Example: Updating a database column from "1" to "0" or "null" will result in only a few bytes transaction log / redo log, but would create a much longer "insert" in the change-tracking table. For this reason the increase of transaction log / redo log volume can be significant; it depends on the type of database activity and is very application specific.
Note 2:
The database writer process has also less work to process, and it may happen that this process (or the IO-system) becomes on the real production system the bottleneck, due to (much) higher database write activity.
A dedicated server for performance testing to avoid any impact from other testing activities, is common practice.
No CPU or Memory is consumed by anything else than by performance testing.
In case that local disks are used, the performance of the storage (disk IO performance) should be constant too.

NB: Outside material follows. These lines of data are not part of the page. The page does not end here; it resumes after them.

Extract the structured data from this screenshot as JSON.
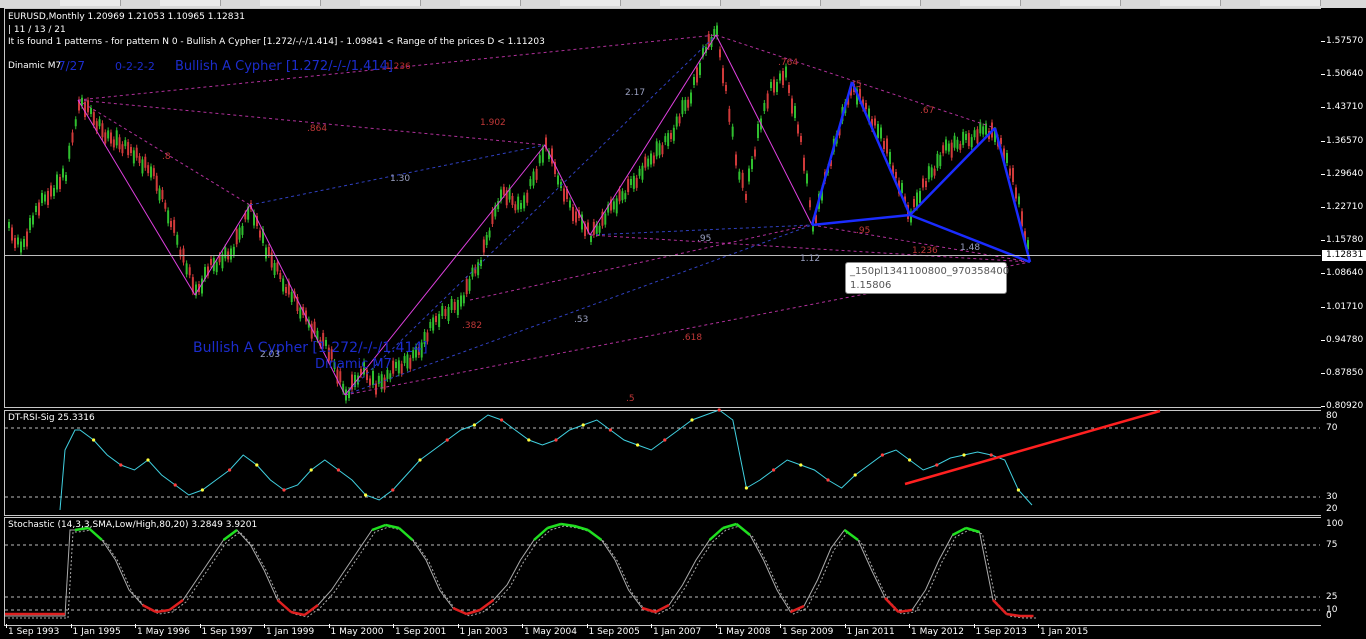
{
  "window": {
    "tabs": [
      "",
      "",
      "",
      "",
      "",
      "",
      "",
      "",
      "",
      "",
      "",
      "",
      ""
    ]
  },
  "main": {
    "header_line1": "EURUSD,Monthly  1.20969 1.21053 1.10965 1.12831",
    "header_line2": " | 11 / 13 / 21",
    "header_line3": "It is found 1 patterns  -  for pattern N 0 - Bullish A Cypher [1.272/-/-/1.414] - 1.09841 < Range of the prices D < 1.11203",
    "dinamic_label": "Dinamic  M7",
    "overlay_labels": [
      {
        "text": "7/27",
        "color": "#1c2ccc"
      },
      {
        "text": "0-2-2-2",
        "color": "#1c2ccc"
      },
      {
        "text": "Bullish A Cypher [1.272/-/-/1.414]",
        "color": "#1c2ccc"
      },
      {
        "text": "1.236",
        "color": "#b52a2a"
      }
    ],
    "pattern_title": "Bullish A Cypher [1.272/-/-/1.414]",
    "pattern_sub": "Dinamic  M7",
    "ratios": [
      ".864",
      "1.902",
      ".8",
      "2.17",
      "1.30",
      ".95",
      "1.12",
      ".764",
      ".5",
      ".67",
      ".95",
      "1.236",
      "1.48",
      ".382",
      ".53",
      ".5",
      ".618",
      "2.03"
    ],
    "price_scale": [
      "1.57570",
      "1.50640",
      "1.43710",
      "1.36570",
      "1.29640",
      "1.22710",
      "1.15780",
      "1.08640",
      "1.01710",
      "0.94780",
      "0.87850",
      "0.80920"
    ],
    "current_price": "1.12831",
    "tooltip_line1": "_150pl1341100800_970358400",
    "tooltip_line2": "1.15806"
  },
  "rsi": {
    "header": "DT-RSI-Sig 25.3316",
    "levels": [
      "80",
      "70",
      "30",
      "20"
    ]
  },
  "stochastic": {
    "header": "Stochastic (14,3,3,SMA,Low/High,80,20) 3.2849 3.9201",
    "levels": [
      "100",
      "75",
      "25",
      "10",
      "0"
    ]
  },
  "date_axis": [
    "1 Sep 1993",
    "1 Jan 1995",
    "1 May 1996",
    "1 Sep 1997",
    "1 Jan 1999",
    "1 May 2000",
    "1 Sep 2001",
    "1 Jan 2003",
    "1 May 2004",
    "1 Sep 2005",
    "1 Jan 2007",
    "1 May 2008",
    "1 Sep 2009",
    "1 Jan 2011",
    "1 May 2012",
    "1 Sep 2013",
    "1 Jan 2015"
  ],
  "colors": {
    "bull_candle": "#2fbf2f",
    "bear_candle": "#d03a3a",
    "magenta": "#e040e0",
    "blue_pattern": "#1a2cff",
    "dashed_magenta": "#b0309a",
    "dashed_blue": "#3040c0",
    "rsi_line": "#40d0e0",
    "trend_red": "#ff2020",
    "sto_green": "#20e020",
    "sto_red": "#e02020",
    "sto_grey": "#aaaaaa"
  }
}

However, if a shared storage, e.g. a SAN (Storage Area Network) or NAS (Network attached Storage) is used, the IO-performance might vary between performance tests.
Even QoS (Quality of Service) cannot eliminate that completely.
E.g. defining a target of 8 milliseconds per random read, would ensure that the latency won't increase beyond 8 milliseconds.
However, some of the test runs might get still better values.
Measure and document the disk latency during each test.
In case that the values are quite constant during all tests, they are easily comparable.
In case that the results vary over the tests, the impact of the varying IO-performance needs to be determined and considered when comparing the test results.
Detailed Statistics show, that during a test run with IO-read-latency of 6 ms within 1 hour
30 minutes - CPU consumption by application process 8 minutes - CPU consumption on Database 20 minutes - disk waits for random read 2 minutes - log writer waiting for disk ---------------------------------------------------- 60 minutes total elapsed time
in case that disk read latency increases from 6 ms/read to 12 ms/read, the total time for disk reads will increase from 20 minutes to 40 minutes, the total time from 60 minutes to 80 minutes. (Assumption: No other parameter was changed, the number of disk reads is constant, and the change in disk read time just proportional to the change in disk latency.)
In case that in some tests the number of disk reads is lower, this could be the result of Trap Nr. 1 - "Unrealistic Cache hits" in database or application cache.
Documenting the time slices for each test run as well as details of number of disk reads / writes and disk latency should show a clear correlation to the varying disk latency.
This detailed documentation of the impact of varying disk latency is an additional benefit for the future production use, as varying disk performance is also observed on most production systems.
Run several performance tests with same test case and same parameters, except varying IO-performance.
Obstacle: You might not have any chance to influence the IO-performance, and if it's suddenly stable you won't get the expected results.
Often storage-team monitors and documents SAN-performance over time. In case of good communication with Storage team you might get information when backups are run, or SAN-internal activities (synchronizing / establishing a 3rd mirror) are taking place, or other servers connected to the SAN run IO-intensive jobs impacting overall SAN-performance. This will help you to schedule performance tests during those periods.
Otherwise, you might have already detected a pattern of varying IO performance over time (and probably already tracked back to e.g. concurrent backups ...) such that you can schedule test runs at that time.